As you know, Jim, Howard Hawks’s classic comedy concerns a newspaper editor’s
(Cary Grant) attempts – most of them immoral, illegal, or unethical in various
combinations – to prevent his star reporter and ex-wife (Rosalind Russell) from
leaving town and her job to marry the most boring man alive (Ralph Bellamy),
whose main attraction probably is that unlike our editor, he isn’t a total
prick. Or really, it nominally concerns this plot, for the narration spends as
much time on – rather bitterly – satirizing the fourth estate (lying hyenas
without conscience), politicians (lying, corrupt hyenas who haven’t even heard
of a conscience), and generally pretending there are no cynical elements in here
at all, no Mister Hays, sir.
The case Grant’s Walter Burns uses to drag Russell’s Hildy Johnson back into
the fold is the sort of thing crime melodramas were (and still are) made of but
the characters – even Hildy who comes closest to a person with an actual
conscience here – treat the whole thing with bluff cynicism that only
goes near compassion when it’s time to get the newspaper readers to weep or put
one over on the competition. There’s a suicide in the film the characters at
best shrug off, for Cthulhu’s sake. It’s not as if the film doesn’t know its
main characters are pretty shitty people, either; in fact, this seems to be
rather one of the points of the whole affair. There’s an interesting tension in
the movie here. As everybody knows, Hawks was all about showing professionals at
work doing said work well, generally presenting this with the true admiration of
a fellow professional. So there are scenes in here, particularly when Hildy
drifts off into writing trance or handles three problems at once, when Hawks
can’t help himself but love her for it, even though he’s not blind to her
considerable character flaws. Of course, say what you will about Hildy and
Water, they do share one virtue: they very much prefer putting down the big guy
than the little one, and are therefor earn Hawksian admiration as people who do
their jobs in spite of their flaws.
This is very much Rosalind Russell’s show, by the way, making this also a
film about a professional woman standing at the crossroads between a job (and a
man) she’s oh so very good at but that brings out the worst in her and the sort
of cloying conservative domesticity she couldn’t survive for year. What can we
say about Bellamy’s character who apparently loves her, but can’t even
understand this most obvious of things about her?

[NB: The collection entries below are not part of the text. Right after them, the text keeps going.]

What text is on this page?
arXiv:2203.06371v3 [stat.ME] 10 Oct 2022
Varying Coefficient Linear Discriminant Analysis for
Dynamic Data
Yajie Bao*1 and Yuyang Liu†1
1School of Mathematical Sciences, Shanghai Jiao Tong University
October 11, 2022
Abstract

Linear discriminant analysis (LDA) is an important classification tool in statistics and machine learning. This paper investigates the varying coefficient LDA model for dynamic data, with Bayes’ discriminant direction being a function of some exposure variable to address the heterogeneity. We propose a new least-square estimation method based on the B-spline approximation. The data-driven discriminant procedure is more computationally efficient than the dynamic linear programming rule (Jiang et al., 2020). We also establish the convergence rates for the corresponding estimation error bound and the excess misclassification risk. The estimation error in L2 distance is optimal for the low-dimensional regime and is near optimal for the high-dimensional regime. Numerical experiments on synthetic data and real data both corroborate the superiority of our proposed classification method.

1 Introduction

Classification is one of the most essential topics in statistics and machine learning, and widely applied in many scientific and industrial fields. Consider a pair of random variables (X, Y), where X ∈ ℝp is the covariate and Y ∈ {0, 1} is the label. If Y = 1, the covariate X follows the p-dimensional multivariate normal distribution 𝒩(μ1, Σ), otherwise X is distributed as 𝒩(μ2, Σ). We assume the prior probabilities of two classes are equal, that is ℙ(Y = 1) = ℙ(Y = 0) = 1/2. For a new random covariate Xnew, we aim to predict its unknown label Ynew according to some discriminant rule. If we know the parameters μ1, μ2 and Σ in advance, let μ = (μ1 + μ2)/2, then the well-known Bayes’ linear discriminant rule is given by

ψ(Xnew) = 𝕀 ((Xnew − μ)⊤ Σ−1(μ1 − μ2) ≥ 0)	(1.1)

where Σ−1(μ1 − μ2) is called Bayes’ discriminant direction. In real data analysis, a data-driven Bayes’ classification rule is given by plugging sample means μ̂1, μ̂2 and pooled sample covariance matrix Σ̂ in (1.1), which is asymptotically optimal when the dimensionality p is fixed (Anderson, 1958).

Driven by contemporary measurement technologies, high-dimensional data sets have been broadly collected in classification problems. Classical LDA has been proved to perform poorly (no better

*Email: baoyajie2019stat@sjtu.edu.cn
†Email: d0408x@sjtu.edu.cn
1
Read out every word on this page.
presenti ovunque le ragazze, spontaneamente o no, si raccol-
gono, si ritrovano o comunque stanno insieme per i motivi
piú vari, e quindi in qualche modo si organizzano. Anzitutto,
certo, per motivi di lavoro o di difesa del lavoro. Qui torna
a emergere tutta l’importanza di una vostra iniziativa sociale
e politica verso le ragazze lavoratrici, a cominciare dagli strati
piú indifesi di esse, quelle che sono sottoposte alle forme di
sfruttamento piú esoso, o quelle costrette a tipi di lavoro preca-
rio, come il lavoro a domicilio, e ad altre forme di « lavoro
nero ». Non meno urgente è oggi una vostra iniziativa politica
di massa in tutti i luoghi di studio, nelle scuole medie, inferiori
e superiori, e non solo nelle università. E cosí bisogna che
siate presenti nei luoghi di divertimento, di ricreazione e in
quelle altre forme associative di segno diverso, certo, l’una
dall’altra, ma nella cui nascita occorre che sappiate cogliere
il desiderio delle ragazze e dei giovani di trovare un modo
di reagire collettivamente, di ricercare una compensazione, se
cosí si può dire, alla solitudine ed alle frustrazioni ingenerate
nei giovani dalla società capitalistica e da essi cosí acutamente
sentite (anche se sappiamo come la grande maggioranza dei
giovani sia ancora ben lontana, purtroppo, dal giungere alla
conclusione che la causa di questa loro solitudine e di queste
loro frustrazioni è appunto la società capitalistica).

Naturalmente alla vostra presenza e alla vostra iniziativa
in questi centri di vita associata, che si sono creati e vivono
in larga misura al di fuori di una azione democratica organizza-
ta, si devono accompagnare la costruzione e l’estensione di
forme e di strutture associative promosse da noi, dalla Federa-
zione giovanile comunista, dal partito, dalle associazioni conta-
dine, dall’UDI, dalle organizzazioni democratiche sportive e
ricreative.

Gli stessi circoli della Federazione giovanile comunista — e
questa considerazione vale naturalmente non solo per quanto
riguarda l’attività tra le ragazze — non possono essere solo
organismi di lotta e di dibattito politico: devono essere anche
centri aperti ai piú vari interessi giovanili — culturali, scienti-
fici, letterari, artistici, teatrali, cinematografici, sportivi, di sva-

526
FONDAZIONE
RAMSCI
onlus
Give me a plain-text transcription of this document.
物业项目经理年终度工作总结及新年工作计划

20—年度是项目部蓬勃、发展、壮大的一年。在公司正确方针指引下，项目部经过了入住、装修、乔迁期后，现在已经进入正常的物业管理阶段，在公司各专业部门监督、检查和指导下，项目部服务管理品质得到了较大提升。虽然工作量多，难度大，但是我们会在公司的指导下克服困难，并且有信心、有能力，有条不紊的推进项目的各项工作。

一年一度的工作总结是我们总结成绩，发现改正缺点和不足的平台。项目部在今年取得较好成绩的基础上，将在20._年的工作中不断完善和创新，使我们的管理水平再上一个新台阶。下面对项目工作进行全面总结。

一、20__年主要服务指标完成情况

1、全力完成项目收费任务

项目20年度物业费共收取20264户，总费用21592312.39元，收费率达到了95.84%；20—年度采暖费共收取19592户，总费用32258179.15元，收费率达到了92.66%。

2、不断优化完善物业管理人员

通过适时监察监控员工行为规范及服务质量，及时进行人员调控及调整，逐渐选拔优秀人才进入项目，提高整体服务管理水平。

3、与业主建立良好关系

The film is incredibly good at distracting its audience from all this though
– clearly it distracted the censors or otherwise nothing of this could have
flown – by the sheer virtue of how incredibly funny its morally dubious
protagonists are together. Especially Russell is throwing herself into the ever
faster overlapping dialogue of Charles Lederer and Ben Hecht with abandon and
precision. All the while, the film demonstrates her increasing departure from
her future of boring domesticity through the decreasing state of her hat.
Particularly the film’s final third uses its era’s love for overlapping dialogue
to incredible effect, sometimes having discussions about three different things
going on at once, winning comedic effect at once from this structure, the
sharpness of the writing, and the sheer energy surrounding the characters.